After some military service, he returned to civilian life and got a job at The Surf Supper Club, a major Boston venue that often featured major artists. Howe often created arrangements for them, in addition to performing with his own groups. Those years were key to the development of his skills as a composer and producer.

His base combo is a trio, which he often uses to produce shows — and albums — that feature music by icons such as Duke Ellington, Elton John and Dave Brubeck. Much of that work has included dance theater and ballets. 

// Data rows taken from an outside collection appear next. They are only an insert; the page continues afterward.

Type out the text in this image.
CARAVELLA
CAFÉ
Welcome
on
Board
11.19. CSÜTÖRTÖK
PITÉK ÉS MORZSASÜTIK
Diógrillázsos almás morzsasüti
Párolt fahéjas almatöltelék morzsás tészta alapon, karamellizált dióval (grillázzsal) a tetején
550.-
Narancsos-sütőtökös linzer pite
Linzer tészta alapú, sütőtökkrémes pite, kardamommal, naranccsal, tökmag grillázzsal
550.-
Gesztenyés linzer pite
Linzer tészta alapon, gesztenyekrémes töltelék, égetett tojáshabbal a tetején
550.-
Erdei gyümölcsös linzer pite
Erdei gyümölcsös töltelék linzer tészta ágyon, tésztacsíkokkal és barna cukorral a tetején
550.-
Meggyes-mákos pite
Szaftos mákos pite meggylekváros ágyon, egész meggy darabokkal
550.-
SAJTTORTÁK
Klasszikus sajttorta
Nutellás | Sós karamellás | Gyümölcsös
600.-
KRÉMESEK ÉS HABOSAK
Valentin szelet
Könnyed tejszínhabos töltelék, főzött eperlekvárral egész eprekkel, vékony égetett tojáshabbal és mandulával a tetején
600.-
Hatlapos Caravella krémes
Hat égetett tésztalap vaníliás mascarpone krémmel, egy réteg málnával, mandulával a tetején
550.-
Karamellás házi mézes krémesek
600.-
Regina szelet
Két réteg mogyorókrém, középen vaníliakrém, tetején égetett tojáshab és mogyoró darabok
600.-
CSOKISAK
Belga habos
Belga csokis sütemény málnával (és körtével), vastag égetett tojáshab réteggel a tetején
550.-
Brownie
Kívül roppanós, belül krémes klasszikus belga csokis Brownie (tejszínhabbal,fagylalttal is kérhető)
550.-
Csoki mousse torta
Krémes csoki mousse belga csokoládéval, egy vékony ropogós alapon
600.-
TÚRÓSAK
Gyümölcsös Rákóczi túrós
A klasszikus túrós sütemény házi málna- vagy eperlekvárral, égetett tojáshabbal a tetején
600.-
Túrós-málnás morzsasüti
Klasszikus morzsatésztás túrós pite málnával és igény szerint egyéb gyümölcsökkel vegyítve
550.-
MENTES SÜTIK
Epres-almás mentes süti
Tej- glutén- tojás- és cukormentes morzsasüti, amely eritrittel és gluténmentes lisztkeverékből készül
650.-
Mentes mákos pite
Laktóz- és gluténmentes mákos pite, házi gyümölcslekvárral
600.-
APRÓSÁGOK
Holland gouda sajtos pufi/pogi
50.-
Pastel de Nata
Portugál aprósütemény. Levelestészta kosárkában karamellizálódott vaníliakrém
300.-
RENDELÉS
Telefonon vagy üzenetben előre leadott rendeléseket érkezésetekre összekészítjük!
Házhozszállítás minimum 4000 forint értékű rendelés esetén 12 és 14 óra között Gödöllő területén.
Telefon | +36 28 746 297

Pinnacle, Howe’s newest CD, features a 13-piece jazz orchestra that uses a unique combination of instruments. The rhythm section contains a piano (two artists share that chair), bass, guitar, drums and another percussionist; the reed section consists of only three musicians, but they switch between flute, four clarinet versions, and soprano, alto, tenor and baritone saxes. Finally, a “heavy” brass section features trumpet/flugelhorn and as many as four trombones.  

Howe composed and arranged all the charts in a “classical” jazz format that features four individual pieces and a three-movement suite. The styles vary from swing and funk, to Latin and bop, done in different meters. And, oh my, how they swing!

It’s impossible to pick favorite tracks, although I’m blown away by those that feature bassist John Patitucci: “Presto for Two Trombones” and “Jazz Etude for Three Clarinets.” The latter chart brought back memories of Benny Goodman’s classic recording of “Sing, Sing, Sing,” with Patitucci’s bass doing the Krupa drum lines, battling Goodman’s clarinet line as a trio.

This is a truly great CD, among the best I’ve reviewed in years.